Retinal detachment

From Academic Kids

Retinal detachment is a disorder of the eye in which the retina peels away from its underlying layer of support tissue.

The retina is a thin disc-shaped layer of light-sensitive tissue on the back wall of the eye. Its job is to translate what we see into neural impulses and send them to the brain via the optic nerve. Occasionally, injury or trauma to the eye or head may cause a small tear in the retina, which allows fluid to seep through, and peel it away like a bubble in wallpaper. Detachment is most frequent in the middle-aged or elderly population, and in those with extreme myopia, as their retinas are unusually thin to begin with. Retinal detachment is also an uncommon complication of surgeries such as those used to treat cataracts.


People who suffer from retinal detachment usually feel no pain at all. They may experience:

  • severely blurred vision (reduced visual acuity)
  • flashes of light
  • a sudden dramatic increase in the number of floaters
  • the impression that a veil or curtain was drawn over the field of vision
  • straight lines (scale, edge of the wall, road, etc.) that suddenly appear curved (positive [Amsler grid (] test)
  • acute visual loss


There are several ways of treating a detached retina. One way is to inject silicone oil or a gas bubble (pneumatic retinopexy) into the eye to push the retina smoothly back into place. Cryotherapy or laser treatments can then permanently reattach it. If the gas bubble is used, patients may have to keep their heads tilted for several days to more effectively press it against the retina.

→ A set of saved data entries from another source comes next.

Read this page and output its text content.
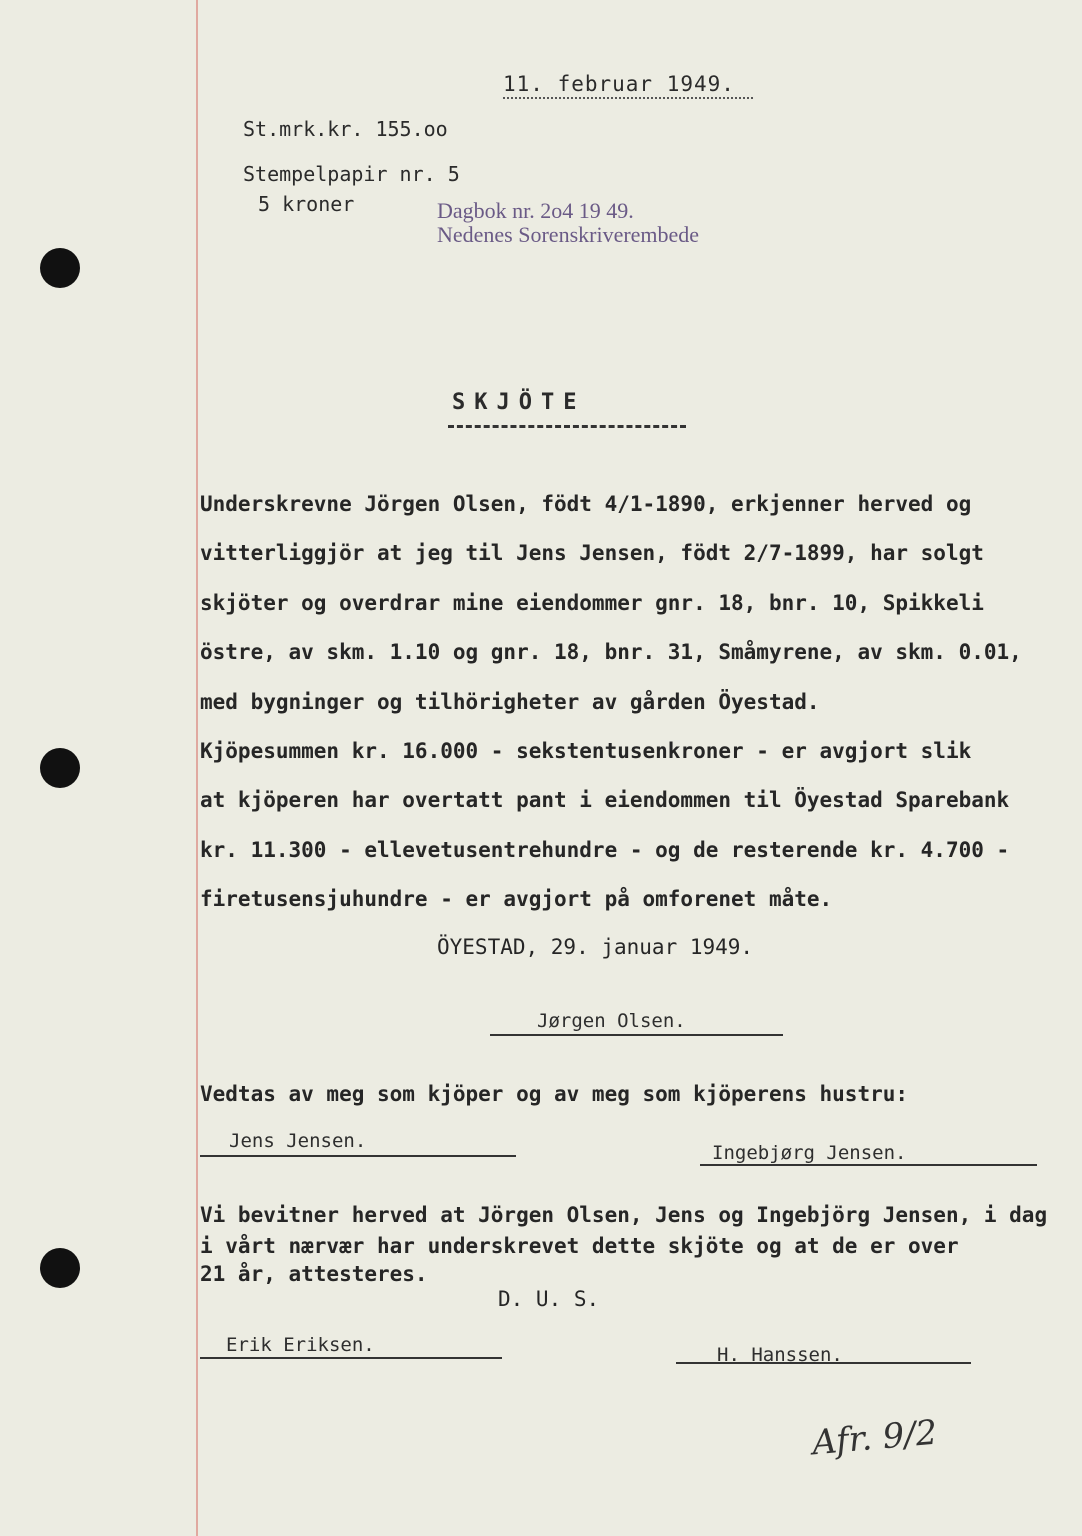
11. februar 1949.
St.mrk.kr. 155.oo
Stempelpapir nr. 5
5 kroner	Dagbok nr. 2o4 19 49.
Nedenes Sorenskriverembede
SKJÖTE
Underskrevne Jörgen Olsen, födt 4/1-1890, erkjenner herved og
vitterliggjör at jeg til Jens Jensen, födt 2/7-1899, har solgt
skjöter og overdrar mine eiendommer gnr. 18, bnr. 10, Spikkeli
östre, av skm. 1.10 og gnr. 18, bnr. 31, Småmyrene, av skm. 0.01,
med bygninger og tilhörigheter av gården Öyestad.
Kjöpesummen kr. 16.000 - sekstentusenkroner - er avgjort slik
at kjöperen har overtatt pant i eiendommen til Öyestad Sparebank
kr. 11.300 - ellevetusentrehundre - og de resterende kr. 4.700 -
firetusensjuhundre - er avgjort på omforenet måte.
ÖYESTAD, 29. januar 1949.
Jørgen Olsen.
Vedtas av meg som kjöper og av meg som kjöperens hustru:
Jens Jensen.
Ingebjørg Jensen.
Vi bevitner herved at Jörgen Olsen, Jens og Ingebjörg Jensen, i dag
i vårt nærvær har underskrevet dette skjöte og at de er over
21 år, attesteres.
D. U. S.
Erik Eriksen.	H. Hanssen.
Afr. 9/2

Another treatment (a scleral buckle procedure) uses very fine silicone bands that are sewed to the outside of the eyeball so they push the wall of the eye against the detached retina area. The bands do not usually have to be removed.

After treatment, patients gradually regain their vision, although the visual acuity may not be as good as it was prior to the detachment, particularly if the macula was involved in the area of detachment. However, if left untreated, total blindness can occur in a matter of days.